Neutrino Telescopes Look Deep in the Earth and Deep into Space

IceCube generation 2 is a project to build a ten cubic kilometer neutrino telescope at the South Pole. A one cubic kilometer detector, called IceCube was completed in 2010. Neutrino telescopes are another kind of telescope to go alongside telescopes for visible light, x-rays, infrared, ultraviolet, microwave, radio, gamma ray and gravity waves.

They can look deep into space for the sources of cosmic rays and to study supernovae and they can reveal the structure inside the Earth.

There are many underwater neutrino detectors, under-ice and underground detectors.
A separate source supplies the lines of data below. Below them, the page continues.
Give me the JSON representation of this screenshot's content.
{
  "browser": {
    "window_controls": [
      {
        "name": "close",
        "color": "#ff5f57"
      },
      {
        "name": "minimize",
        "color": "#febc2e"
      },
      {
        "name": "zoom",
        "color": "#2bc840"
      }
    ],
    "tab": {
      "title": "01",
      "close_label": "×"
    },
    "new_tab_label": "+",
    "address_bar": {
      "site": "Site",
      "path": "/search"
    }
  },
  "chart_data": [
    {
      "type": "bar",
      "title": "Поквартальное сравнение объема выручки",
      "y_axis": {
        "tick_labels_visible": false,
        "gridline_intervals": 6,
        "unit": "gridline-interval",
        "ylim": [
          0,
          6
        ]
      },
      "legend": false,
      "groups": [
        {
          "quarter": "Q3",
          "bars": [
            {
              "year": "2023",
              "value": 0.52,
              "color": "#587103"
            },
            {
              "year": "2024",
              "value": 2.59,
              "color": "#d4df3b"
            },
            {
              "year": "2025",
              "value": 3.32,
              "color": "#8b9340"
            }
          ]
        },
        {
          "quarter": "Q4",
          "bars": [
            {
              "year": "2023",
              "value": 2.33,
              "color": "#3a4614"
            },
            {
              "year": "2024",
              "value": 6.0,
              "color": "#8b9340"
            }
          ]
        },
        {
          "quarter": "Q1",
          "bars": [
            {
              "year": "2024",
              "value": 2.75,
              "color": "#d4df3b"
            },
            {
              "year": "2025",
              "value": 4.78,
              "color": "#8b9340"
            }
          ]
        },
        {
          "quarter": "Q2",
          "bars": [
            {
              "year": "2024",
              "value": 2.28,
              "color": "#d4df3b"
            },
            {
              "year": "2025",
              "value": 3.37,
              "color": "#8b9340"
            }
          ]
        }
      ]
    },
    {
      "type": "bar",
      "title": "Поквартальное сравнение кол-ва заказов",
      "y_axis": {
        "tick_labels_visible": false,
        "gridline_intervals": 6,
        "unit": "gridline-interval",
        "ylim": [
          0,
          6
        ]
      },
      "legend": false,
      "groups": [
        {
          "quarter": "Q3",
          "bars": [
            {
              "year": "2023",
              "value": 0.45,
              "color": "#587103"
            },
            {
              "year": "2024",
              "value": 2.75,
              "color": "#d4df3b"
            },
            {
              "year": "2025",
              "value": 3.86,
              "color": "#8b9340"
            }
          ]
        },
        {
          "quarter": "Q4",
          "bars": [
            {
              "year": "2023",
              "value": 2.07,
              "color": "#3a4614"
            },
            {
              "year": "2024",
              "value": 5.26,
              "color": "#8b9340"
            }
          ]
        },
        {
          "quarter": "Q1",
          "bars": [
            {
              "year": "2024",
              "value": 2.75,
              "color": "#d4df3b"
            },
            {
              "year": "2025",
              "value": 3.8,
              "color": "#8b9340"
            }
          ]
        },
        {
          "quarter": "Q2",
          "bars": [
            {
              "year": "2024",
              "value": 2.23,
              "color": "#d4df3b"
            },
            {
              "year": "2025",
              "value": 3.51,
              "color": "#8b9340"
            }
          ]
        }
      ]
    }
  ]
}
Underwater neutrino telescopes:

Baikal Deep Underwater Neutrino Telescope (1993 on)
ANTARES (2006 on)
KM3NeT (future telescope; under construction since 2013)
NESTOR Project (under development since 1998)

Under-ice neutrino telescopes:

AMANDA (1996–2009, superseded by IceCube)
IceCube (2004 onwards)
DeepCore and PINGU, an existing extension and a proposed extension of IceCube

Underground neutrino observatories:

Gran Sasso National Laboratories (LNGS), Italy, site of Borexino, CUORE, and other experiments.
Soudan Mine, home of Soudan 2, MINOS, and CDMS
Kamioka Observatory, Japan
Underground Neutrino Observatory, Mont Blanc, France/Italy

The next generation deep sea neutrino telescope KM3NeT will have a total instrumented volume of about five cubic kilometers, and the IceCube Gen2 detector will be ten cubic kilometers. These two will bring far more sensitivity to neutrino detection. They will be three to ten times more capable than the best existing detectors. The KM3NeT detector will be built in three installation sites in the Mediterranean. Implementation of the first phase of the telescope started in 2013.
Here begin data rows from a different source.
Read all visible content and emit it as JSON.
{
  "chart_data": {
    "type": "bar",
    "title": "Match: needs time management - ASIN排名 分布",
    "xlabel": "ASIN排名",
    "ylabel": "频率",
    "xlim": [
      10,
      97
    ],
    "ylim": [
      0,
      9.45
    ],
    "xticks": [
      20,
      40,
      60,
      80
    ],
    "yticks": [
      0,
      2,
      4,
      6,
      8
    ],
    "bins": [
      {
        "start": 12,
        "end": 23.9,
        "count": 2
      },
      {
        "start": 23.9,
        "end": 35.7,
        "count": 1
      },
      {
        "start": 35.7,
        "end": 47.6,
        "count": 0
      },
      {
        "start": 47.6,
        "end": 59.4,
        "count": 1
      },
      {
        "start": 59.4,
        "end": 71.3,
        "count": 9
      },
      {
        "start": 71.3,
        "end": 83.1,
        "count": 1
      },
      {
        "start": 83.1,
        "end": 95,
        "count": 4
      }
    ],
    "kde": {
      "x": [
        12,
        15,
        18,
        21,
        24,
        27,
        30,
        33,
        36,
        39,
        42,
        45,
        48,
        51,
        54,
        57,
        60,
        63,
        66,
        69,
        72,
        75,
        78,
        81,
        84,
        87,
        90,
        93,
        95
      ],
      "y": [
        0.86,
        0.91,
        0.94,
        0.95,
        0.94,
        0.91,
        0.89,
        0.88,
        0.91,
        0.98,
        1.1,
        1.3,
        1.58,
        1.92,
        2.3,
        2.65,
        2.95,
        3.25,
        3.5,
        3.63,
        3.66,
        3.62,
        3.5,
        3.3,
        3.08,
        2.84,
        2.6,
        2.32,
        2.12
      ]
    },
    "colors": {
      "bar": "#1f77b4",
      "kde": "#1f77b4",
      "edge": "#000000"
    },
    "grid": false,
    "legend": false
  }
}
Multiple detectors are needed to triangulate on neutrino sources in space and for analysis of the deep interior of the earth.
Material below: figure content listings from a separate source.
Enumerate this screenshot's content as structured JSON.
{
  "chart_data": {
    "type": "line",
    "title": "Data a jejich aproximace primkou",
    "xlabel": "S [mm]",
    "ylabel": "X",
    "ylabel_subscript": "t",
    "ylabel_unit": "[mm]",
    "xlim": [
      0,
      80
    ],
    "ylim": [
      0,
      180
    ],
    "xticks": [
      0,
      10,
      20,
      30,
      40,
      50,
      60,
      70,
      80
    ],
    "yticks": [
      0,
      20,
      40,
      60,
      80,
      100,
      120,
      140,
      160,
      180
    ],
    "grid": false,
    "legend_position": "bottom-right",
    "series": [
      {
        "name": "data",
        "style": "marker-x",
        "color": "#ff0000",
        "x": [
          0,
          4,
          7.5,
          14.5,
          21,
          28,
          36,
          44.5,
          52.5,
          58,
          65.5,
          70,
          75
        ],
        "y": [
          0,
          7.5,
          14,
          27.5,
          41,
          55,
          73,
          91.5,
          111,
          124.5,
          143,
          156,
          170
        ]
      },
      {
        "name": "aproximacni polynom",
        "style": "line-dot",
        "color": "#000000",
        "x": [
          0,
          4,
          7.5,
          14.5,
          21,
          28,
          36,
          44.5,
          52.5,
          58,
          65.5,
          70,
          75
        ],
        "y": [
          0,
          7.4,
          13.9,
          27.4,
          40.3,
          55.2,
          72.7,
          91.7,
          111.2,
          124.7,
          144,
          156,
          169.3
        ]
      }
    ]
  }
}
Neutrino tomography of Earth

Neutrino detectors have made precise measurements of the mass and density of the Earth. The Earth interacts with neutrinos. The differences in the distribution of neutrinos that pass through the Earth can be used to analyze density and create a 3D model of the inside core and mantle. Neutrino detectors with improved sensitivity and many years of data collection will enable vastly improved modeling.